En la elección presidencial mexicana de 2006, el máximo órgano de la autoridad electoral, el Consejo General del IFE, cometió algunos errores puntuales y, aunque culposos, políticamente relevantes. En concreto, los consejeros electorales: a) no difundieron en la noche de la elección las tendencias de los resultados; b) fueron poco convincentes al comunicar las razones que explicaban dicha omisión, y c) fueron torpes y confusos al explicar los motivos por los que no se habían computado, en el Programa de Resultados Electorales Preliminares (que permite consultar a través de internet el resultado de la elección casilla por casilla, pero sin validez legal), los votos de algunas actas que tenían ciertas "inconsistencias". Aunque esas decisiones habían sido previamente acordadas con todos los partidos políticos, no fueron comunicadas con oportunidad y precisión a los ciudadanos. El error, a la luz de los resultados de la elección, adquirió dimensiones mayúsculas. Como advertía Bentham: "una explicación tardía no repara siempre el mal de una primera impresión errónea. El pueblo, con lo poco que se trasluce de un proyecto, habrá concebido siniestros recelos". Sobre todo, hay que decirlo, cuando uno de los contendientes (en este caso la Coalición) decide aprovecharse de los titubeos de la autoridad para alimentar la espiral de la desconfianza. La negligente inexperiencia de unos y la deslealtad con la democracia de los otros pusieron en jaque a las instituciones electorales.
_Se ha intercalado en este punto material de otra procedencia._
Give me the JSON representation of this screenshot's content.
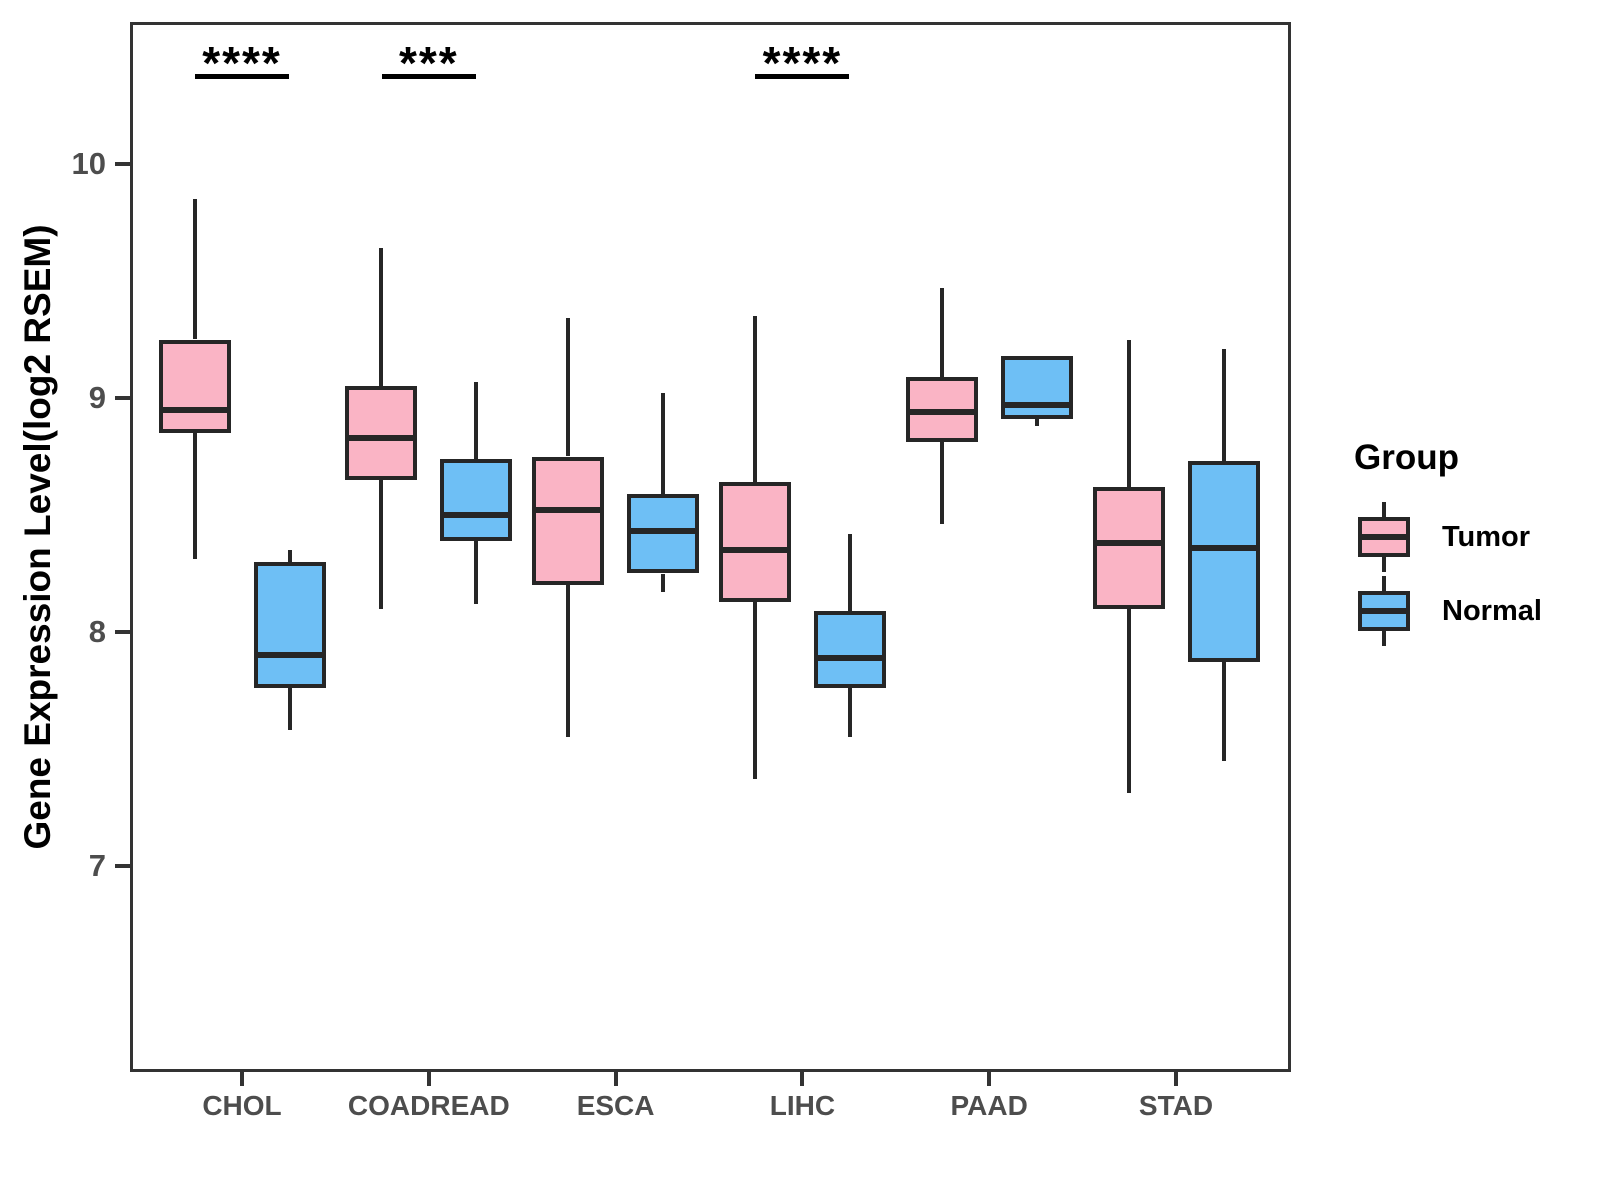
{
  "chart_data": {
    "type": "boxplot",
    "title": "",
    "ylabel": "Gene Expression Level(log2 RSEM)",
    "categories": [
      "CHOL",
      "COADREAD",
      "ESCA",
      "LIHC",
      "PAAD",
      "STAD"
    ],
    "y_axis": {
      "ticks": [
        10,
        9,
        8,
        7
      ],
      "range_shown": [
        6.1,
        10.6
      ],
      "grid": false
    },
    "legend": {
      "title": "Group",
      "position": "right"
    },
    "series": [
      {
        "name": "Tumor",
        "color": "#FAB4C5",
        "boxes": [
          {
            "category": "CHOL",
            "whisker_low": 8.31,
            "q1": 8.85,
            "median": 8.95,
            "q3": 9.25,
            "whisker_high": 9.85
          },
          {
            "category": "COADREAD",
            "whisker_low": 8.1,
            "q1": 8.65,
            "median": 8.83,
            "q3": 9.05,
            "whisker_high": 9.64
          },
          {
            "category": "ESCA",
            "whisker_low": 7.55,
            "q1": 8.2,
            "median": 8.52,
            "q3": 8.75,
            "whisker_high": 9.34
          },
          {
            "category": "LIHC",
            "whisker_low": 7.37,
            "q1": 8.13,
            "median": 8.35,
            "q3": 8.64,
            "whisker_high": 9.35
          },
          {
            "category": "PAAD",
            "whisker_low": 8.46,
            "q1": 8.81,
            "median": 8.94,
            "q3": 9.09,
            "whisker_high": 9.47
          },
          {
            "category": "STAD",
            "whisker_low": 7.31,
            "q1": 8.1,
            "median": 8.38,
            "q3": 8.62,
            "whisker_high": 9.25
          }
        ]
      },
      {
        "name": "Normal",
        "color": "#6EBFF5",
        "boxes": [
          {
            "category": "CHOL",
            "whisker_low": 7.58,
            "q1": 7.76,
            "median": 7.9,
            "q3": 8.3,
            "whisker_high": 8.35
          },
          {
            "category": "COADREAD",
            "whisker_low": 8.12,
            "q1": 8.39,
            "median": 8.5,
            "q3": 8.74,
            "whisker_high": 9.07
          },
          {
            "category": "ESCA",
            "whisker_low": 8.17,
            "q1": 8.25,
            "median": 8.43,
            "q3": 8.59,
            "whisker_high": 9.02
          },
          {
            "category": "LIHC",
            "whisker_low": 7.55,
            "q1": 7.76,
            "median": 7.89,
            "q3": 8.09,
            "whisker_high": 8.42
          },
          {
            "category": "PAAD",
            "whisker_low": 8.88,
            "q1": 8.91,
            "median": 8.97,
            "q3": 9.18,
            "whisker_high": 9.18
          },
          {
            "category": "STAD",
            "whisker_low": 7.45,
            "q1": 7.87,
            "median": 8.36,
            "q3": 8.73,
            "whisker_high": 9.21
          }
        ]
      }
    ],
    "significance": [
      {
        "category": "CHOL",
        "stars": "****"
      },
      {
        "category": "COADREAD",
        "stars": "***"
      },
      {
        "category": "LIHC",
        "stars": "****"
      }
    ]
  },
  "style_colors": {
    "tumor_fill": "#FAB4C5",
    "normal_fill": "#6EBFF5",
    "box_stroke": "#262626",
    "axis_line": "#333333",
    "panel_border": "#333333",
    "axis_text": "#4d4d4d",
    "annotation": "#000000"
  }
}
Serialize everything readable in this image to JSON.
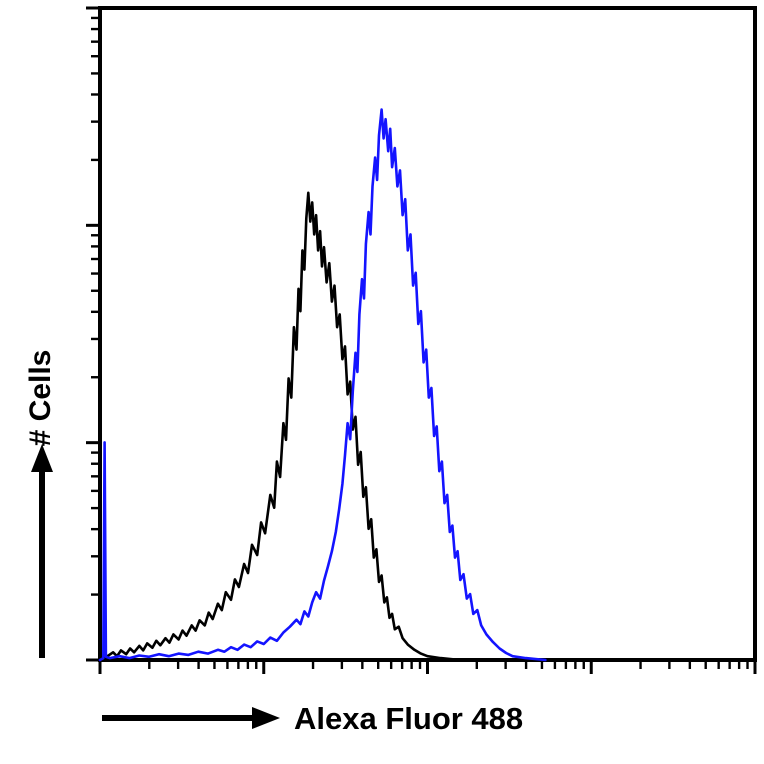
{
  "chart_data": {
    "type": "histogram-overlay",
    "subtype": "flow-cytometry",
    "title": "",
    "xlabel": "Alexa Fluor 488",
    "ylabel": "# Cells",
    "legend": "none",
    "grid": false,
    "axis_color": "#000000",
    "x_axis": {
      "scale": "log",
      "decades": 4,
      "tick_labels_visible": false
    },
    "y_axis": {
      "scale": "log",
      "decades": 3,
      "tick_labels_visible": false
    },
    "series": [
      {
        "name": "black-curve",
        "color": "#000000",
        "points": [
          [
            0,
            0
          ],
          [
            1,
            0.5
          ],
          [
            2,
            1.2
          ],
          [
            2.6,
            0.6
          ],
          [
            3.2,
            1.5
          ],
          [
            4,
            0.9
          ],
          [
            4.6,
            1.8
          ],
          [
            5.2,
            1.2
          ],
          [
            6,
            2.2
          ],
          [
            6.6,
            1.5
          ],
          [
            7.2,
            2.6
          ],
          [
            8,
            1.9
          ],
          [
            8.6,
            3
          ],
          [
            9.2,
            2.3
          ],
          [
            10,
            3.4
          ],
          [
            10.6,
            2.7
          ],
          [
            11.2,
            4
          ],
          [
            12,
            3.2
          ],
          [
            12.6,
            4.6
          ],
          [
            13.2,
            3.8
          ],
          [
            14,
            5.4
          ],
          [
            14.6,
            4.6
          ],
          [
            15.2,
            6.2
          ],
          [
            16,
            5.4
          ],
          [
            16.6,
            7.4
          ],
          [
            17.2,
            6.4
          ],
          [
            18,
            8.8
          ],
          [
            18.6,
            7.8
          ],
          [
            19.2,
            10.6
          ],
          [
            20,
            9.4
          ],
          [
            20.6,
            12.6
          ],
          [
            21.2,
            11.4
          ],
          [
            22,
            15
          ],
          [
            22.6,
            13.6
          ],
          [
            23.2,
            18
          ],
          [
            24,
            16.4
          ],
          [
            24.6,
            21.5
          ],
          [
            25.2,
            19.8
          ],
          [
            26,
            25.8
          ],
          [
            26.6,
            23.8
          ],
          [
            27,
            31
          ],
          [
            27.5,
            28.6
          ],
          [
            28,
            37
          ],
          [
            28.4,
            34.4
          ],
          [
            28.8,
            44
          ],
          [
            29.2,
            41
          ],
          [
            29.6,
            52
          ],
          [
            30,
            48.5
          ],
          [
            30.3,
            58
          ],
          [
            30.6,
            54.5
          ],
          [
            30.9,
            64
          ],
          [
            31.2,
            61
          ],
          [
            31.5,
            69
          ],
          [
            31.8,
            73
          ],
          [
            32.1,
            68.5
          ],
          [
            32.4,
            71.5
          ],
          [
            32.7,
            66.5
          ],
          [
            33,
            69.5
          ],
          [
            33.3,
            64
          ],
          [
            33.6,
            67
          ],
          [
            33.9,
            61.5
          ],
          [
            34.2,
            64.5
          ],
          [
            34.6,
            59
          ],
          [
            35,
            62
          ],
          [
            35.4,
            56
          ],
          [
            35.8,
            58.5
          ],
          [
            36.2,
            52
          ],
          [
            36.6,
            54
          ],
          [
            37,
            47
          ],
          [
            37.4,
            49
          ],
          [
            37.8,
            41.5
          ],
          [
            38.2,
            43.5
          ],
          [
            38.6,
            36
          ],
          [
            39,
            38
          ],
          [
            39.4,
            30.5
          ],
          [
            39.8,
            32.5
          ],
          [
            40.2,
            25.5
          ],
          [
            40.6,
            27
          ],
          [
            41,
            20.5
          ],
          [
            41.4,
            22
          ],
          [
            41.8,
            16
          ],
          [
            42.2,
            17.3
          ],
          [
            42.6,
            12.2
          ],
          [
            43,
            13.2
          ],
          [
            43.4,
            9
          ],
          [
            43.8,
            9.8
          ],
          [
            44.2,
            6.6
          ],
          [
            44.6,
            7.2
          ],
          [
            45,
            4.8
          ],
          [
            45.6,
            5.2
          ],
          [
            46.2,
            3.4
          ],
          [
            47,
            2.4
          ],
          [
            48,
            1.6
          ],
          [
            49,
            1
          ],
          [
            50,
            0.6
          ],
          [
            52,
            0.3
          ],
          [
            55,
            0
          ]
        ]
      },
      {
        "name": "blue-curve",
        "color": "#1414ff",
        "points": [
          [
            0,
            0
          ],
          [
            0.5,
            0.3
          ],
          [
            0.7,
            34
          ],
          [
            0.9,
            0.5
          ],
          [
            1.5,
            0.3
          ],
          [
            3,
            0.6
          ],
          [
            4.5,
            0.3
          ],
          [
            6,
            0.7
          ],
          [
            7.5,
            0.5
          ],
          [
            9,
            0.9
          ],
          [
            10.5,
            0.6
          ],
          [
            12,
            1
          ],
          [
            13.5,
            0.8
          ],
          [
            15,
            1.3
          ],
          [
            16.5,
            1
          ],
          [
            18,
            1.6
          ],
          [
            19,
            1.3
          ],
          [
            20,
            2
          ],
          [
            21,
            1.6
          ],
          [
            22,
            2.4
          ],
          [
            23,
            2
          ],
          [
            24,
            2.9
          ],
          [
            25,
            2.5
          ],
          [
            26,
            3.5
          ],
          [
            27,
            3
          ],
          [
            28,
            4.3
          ],
          [
            29,
            5.2
          ],
          [
            30,
            6.3
          ],
          [
            30.6,
            5.6
          ],
          [
            31.2,
            7.6
          ],
          [
            31.8,
            6.8
          ],
          [
            32.4,
            9
          ],
          [
            33,
            10.6
          ],
          [
            33.6,
            9.6
          ],
          [
            34.2,
            12.4
          ],
          [
            34.8,
            14.6
          ],
          [
            35.4,
            17
          ],
          [
            36,
            20
          ],
          [
            36.5,
            23.5
          ],
          [
            37,
            27.5
          ],
          [
            37.4,
            32
          ],
          [
            37.8,
            37
          ],
          [
            38.2,
            34.5
          ],
          [
            38.6,
            42
          ],
          [
            39,
            48
          ],
          [
            39.3,
            45
          ],
          [
            39.6,
            54
          ],
          [
            40,
            59.5
          ],
          [
            40.3,
            56.5
          ],
          [
            40.6,
            65
          ],
          [
            41,
            70
          ],
          [
            41.3,
            66.5
          ],
          [
            41.6,
            74
          ],
          [
            42,
            78.5
          ],
          [
            42.3,
            75
          ],
          [
            42.6,
            82
          ],
          [
            43,
            86
          ],
          [
            43.3,
            81.5
          ],
          [
            43.6,
            84.5
          ],
          [
            44,
            79.5
          ],
          [
            44.3,
            83
          ],
          [
            44.6,
            77
          ],
          [
            45,
            80
          ],
          [
            45.4,
            74
          ],
          [
            45.8,
            76.5
          ],
          [
            46.2,
            69.5
          ],
          [
            46.6,
            72
          ],
          [
            47,
            64
          ],
          [
            47.4,
            66.5
          ],
          [
            47.8,
            58.5
          ],
          [
            48.2,
            60.5
          ],
          [
            48.6,
            52.5
          ],
          [
            49,
            54.5
          ],
          [
            49.4,
            46.5
          ],
          [
            49.8,
            48.5
          ],
          [
            50.2,
            41
          ],
          [
            50.6,
            42.5
          ],
          [
            51,
            35
          ],
          [
            51.4,
            36.5
          ],
          [
            51.8,
            29.5
          ],
          [
            52.2,
            31
          ],
          [
            52.6,
            24.5
          ],
          [
            53,
            25.8
          ],
          [
            53.4,
            20
          ],
          [
            53.8,
            21
          ],
          [
            54.2,
            16
          ],
          [
            54.6,
            17
          ],
          [
            55,
            12.5
          ],
          [
            55.5,
            13.4
          ],
          [
            56,
            9.6
          ],
          [
            56.5,
            10.3
          ],
          [
            57,
            7.2
          ],
          [
            57.6,
            7.8
          ],
          [
            58.2,
            5.4
          ],
          [
            59,
            4
          ],
          [
            60,
            2.8
          ],
          [
            61,
            1.8
          ],
          [
            62,
            1.1
          ],
          [
            63,
            0.6
          ],
          [
            65,
            0.3
          ],
          [
            68,
            0
          ]
        ]
      }
    ]
  }
}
Pero la autoridad electoral cargaba con un vicio de origen que no es imputable a los funcionarios que integran su órgano directivo: el nombramiento de su presidente y los consejeros electorales, en 2003, fue fruto del desacuerdo y no del compromiso político. Muchos presagiamos los males que ese defecto prometía: sobre todo si se verificaba el resultado que finalmente, como una mala broma del destino, presenciamos en la elección presidencial. La falta de un acuerdo político detrás del nombramiento de los árbitros ha contaminado -- en muchos casos de manera injusta -- la evaluación pública de su desempeño y ha mermado su autoridad política. La solución de este defecto original no pasa -- al menos no necesariamente -- por la sustitución de los integrantes del órgano electoral pero sí, de manera urgente, por la manifestación categórica de confianza en el árbitro de parte de todas las fuerzas políticas (o, al menos, de las tres más importantes). El compromiso con el árbitro es un requisito político, no jurídico, de cara a las elecciones futuras. En esta dirección sería conveniente, de una vez por todas, encontrar una fórmula de renovación escalonada de los órganos directivos de las autoridades electorales (administrativas y jurisdiccionales). La experiencia, como hemos constatado, vale.

PARA TERMINAR

La única ruta prometedora, para reformar las instituciones electorales, es la del compromiso, el acuerdo, entre los partidos. Como sabía Kelsen, el "compromiso significa posponer lo que divide a los asociados para privilegiar lo que los une. Cada acuerdo, cada pacto, es un compromiso, porque compromiso significa recíproca tolerancia". Ese pacto político debe ser resultado de una deliberación y de una negociación amplia y responsable porque se trata de acordar las reglas del juego con las que se competirá por el poder político. Una competencia que, como nos enseñó Popper, sólo puede ser pacífica cuando logra ser democrática.